Os rebeldes xiitas lançaram cerca de 20 morteiros durante a madrugada contra a antiga base espanhola em Najaf, ocupada há uma semana pelos EUA. Neste ataque não houve vítimas.
À tarde os rebeldes abriram fogo de várias direções. Os EUA reagiram com tanques e armas automáticas, destruindo um prédio da onde disseram que estavam partindo tiros. Helicópteros americanos sobrevoaram a área mas não atiraram.
As forças americanas estão concentradas em Najaf prontas para atacar os rebeldes ligados a Al Sadr, mas têm sido cautelosas por temores de que reações agressivas aos ataques possam piorar a situação na cidade.
O coronel Pat White disse que os EUA vão ''se manter na defensiva'' até que alguém ''muito mais alto' do que ele ''tome uma decisão diferente''. White estima que 20 rebeldes tenham morrido nos confrontos de ontem.
Segundo White houve poucas mortes de civis, porque os americanos estavam usando artilharia de precisão. ''Acho que todos os soldados aqui entendem a sensibilidade da situação'', disse o coronel.

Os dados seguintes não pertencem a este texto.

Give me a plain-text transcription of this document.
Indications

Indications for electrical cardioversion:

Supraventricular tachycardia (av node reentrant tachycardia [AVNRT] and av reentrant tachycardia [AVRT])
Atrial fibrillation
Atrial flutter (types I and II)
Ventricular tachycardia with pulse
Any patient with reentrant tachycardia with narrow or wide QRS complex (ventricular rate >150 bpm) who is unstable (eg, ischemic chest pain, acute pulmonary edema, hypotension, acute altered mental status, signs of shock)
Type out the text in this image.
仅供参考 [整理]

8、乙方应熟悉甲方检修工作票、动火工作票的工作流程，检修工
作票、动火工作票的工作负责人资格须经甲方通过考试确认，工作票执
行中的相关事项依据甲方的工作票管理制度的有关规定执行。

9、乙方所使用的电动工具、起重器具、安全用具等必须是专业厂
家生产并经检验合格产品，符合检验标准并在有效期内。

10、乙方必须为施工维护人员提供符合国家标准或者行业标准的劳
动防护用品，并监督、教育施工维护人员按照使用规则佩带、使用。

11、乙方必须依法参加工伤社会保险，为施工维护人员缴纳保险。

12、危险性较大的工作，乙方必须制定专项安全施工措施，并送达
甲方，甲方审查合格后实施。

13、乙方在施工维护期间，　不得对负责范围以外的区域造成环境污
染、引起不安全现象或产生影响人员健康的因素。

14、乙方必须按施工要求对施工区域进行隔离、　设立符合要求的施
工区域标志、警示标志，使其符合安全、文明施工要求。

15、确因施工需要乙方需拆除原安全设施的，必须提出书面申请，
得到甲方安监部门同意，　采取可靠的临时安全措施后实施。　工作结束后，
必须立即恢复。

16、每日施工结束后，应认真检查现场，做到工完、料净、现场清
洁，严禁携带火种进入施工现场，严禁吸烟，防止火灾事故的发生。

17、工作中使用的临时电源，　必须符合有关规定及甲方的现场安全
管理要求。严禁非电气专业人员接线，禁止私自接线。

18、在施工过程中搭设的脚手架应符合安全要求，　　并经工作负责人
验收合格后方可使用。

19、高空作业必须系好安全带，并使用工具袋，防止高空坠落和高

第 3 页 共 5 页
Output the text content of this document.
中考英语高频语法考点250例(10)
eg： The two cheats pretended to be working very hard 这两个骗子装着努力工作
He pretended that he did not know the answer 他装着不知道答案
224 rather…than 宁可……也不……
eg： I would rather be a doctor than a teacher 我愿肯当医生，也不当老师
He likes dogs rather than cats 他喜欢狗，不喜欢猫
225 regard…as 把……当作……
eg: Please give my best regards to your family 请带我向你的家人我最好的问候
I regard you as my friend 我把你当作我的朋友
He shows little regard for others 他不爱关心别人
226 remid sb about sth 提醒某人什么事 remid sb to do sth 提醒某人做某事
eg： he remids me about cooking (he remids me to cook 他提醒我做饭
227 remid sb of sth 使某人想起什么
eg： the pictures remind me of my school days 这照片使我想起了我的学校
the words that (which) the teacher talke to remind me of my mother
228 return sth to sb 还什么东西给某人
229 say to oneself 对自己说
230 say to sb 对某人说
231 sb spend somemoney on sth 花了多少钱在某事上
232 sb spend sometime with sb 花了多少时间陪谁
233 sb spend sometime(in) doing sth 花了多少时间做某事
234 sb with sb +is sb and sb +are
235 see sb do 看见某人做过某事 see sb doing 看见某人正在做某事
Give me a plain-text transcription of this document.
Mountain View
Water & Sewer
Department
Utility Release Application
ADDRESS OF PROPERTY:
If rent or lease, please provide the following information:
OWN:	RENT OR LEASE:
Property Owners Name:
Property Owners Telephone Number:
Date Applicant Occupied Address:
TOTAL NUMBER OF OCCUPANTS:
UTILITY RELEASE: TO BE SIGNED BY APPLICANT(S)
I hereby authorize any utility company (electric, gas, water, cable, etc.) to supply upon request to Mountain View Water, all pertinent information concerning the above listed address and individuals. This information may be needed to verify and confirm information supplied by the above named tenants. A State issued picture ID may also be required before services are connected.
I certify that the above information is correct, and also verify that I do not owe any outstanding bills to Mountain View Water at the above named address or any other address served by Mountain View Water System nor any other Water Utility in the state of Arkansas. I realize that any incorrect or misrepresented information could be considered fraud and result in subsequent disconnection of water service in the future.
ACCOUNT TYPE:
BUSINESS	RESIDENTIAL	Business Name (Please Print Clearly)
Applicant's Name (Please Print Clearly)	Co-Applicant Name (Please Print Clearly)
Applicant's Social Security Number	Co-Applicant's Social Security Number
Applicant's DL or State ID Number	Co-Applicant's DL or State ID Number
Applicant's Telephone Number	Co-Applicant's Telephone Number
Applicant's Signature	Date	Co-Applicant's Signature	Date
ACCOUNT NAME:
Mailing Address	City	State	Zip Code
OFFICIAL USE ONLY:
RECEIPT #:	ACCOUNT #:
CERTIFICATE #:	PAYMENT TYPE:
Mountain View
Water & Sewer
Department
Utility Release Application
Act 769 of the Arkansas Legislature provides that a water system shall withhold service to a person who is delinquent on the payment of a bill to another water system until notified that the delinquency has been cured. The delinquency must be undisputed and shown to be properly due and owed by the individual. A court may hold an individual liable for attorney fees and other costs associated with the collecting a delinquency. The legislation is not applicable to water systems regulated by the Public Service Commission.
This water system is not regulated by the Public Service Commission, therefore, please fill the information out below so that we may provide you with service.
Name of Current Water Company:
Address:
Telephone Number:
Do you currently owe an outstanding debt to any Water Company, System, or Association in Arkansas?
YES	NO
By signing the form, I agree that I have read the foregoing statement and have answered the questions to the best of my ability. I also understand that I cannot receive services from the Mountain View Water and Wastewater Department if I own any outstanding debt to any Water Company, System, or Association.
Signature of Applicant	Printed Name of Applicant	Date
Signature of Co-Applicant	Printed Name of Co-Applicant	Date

Um policial morto e 16 feridos foram levados para um hospital de Najaf. Eles teriam sido atingidos por fogo americano, segundo os médicos.
Os EUA juraram capturar ou matar o líder xiita, cuja milícia iniciou uma rebelião no sul do país no começo de abril.
Bagdá - Na capital iraquiana rebeldes abriram fogo contra soldados americanos que vigiavam um esconderijo de armas descoberto na noite anterior. Um soldado dos EUA morreu e dois ficaram feridos, informaram os militares americanos.
O ataque elevou para 152 o número de soldados americanos mortos desde que começou, em 1º de abril, uma onda de violência no Iraque. Pelo menos 754 soldados dos EUA morreram desde que começou a guerra, em março de 2003.
Thomas Hamill - O caminhoneiro do Mississippi que escapou de sequestradores depois de três semanas em cativeiro- foi levado para a Alemanha, onde está recebendo tratamento médico. Hamill fugiu da casa onde estava sendo mantido refém, ao norte de Bagdá, quando ouviu o barulho de veículos militares americanos.
Os médicos na Alemanha afirmaram que Hamill está bem. Ele estava com um ferimento de bala no braço esquerdo.
Foi a primeira aparição do americano desde o dia 10 de abril, quando seus sequestradores divulgaram uma fita em que o mostravam e ameaçavam matá-lo.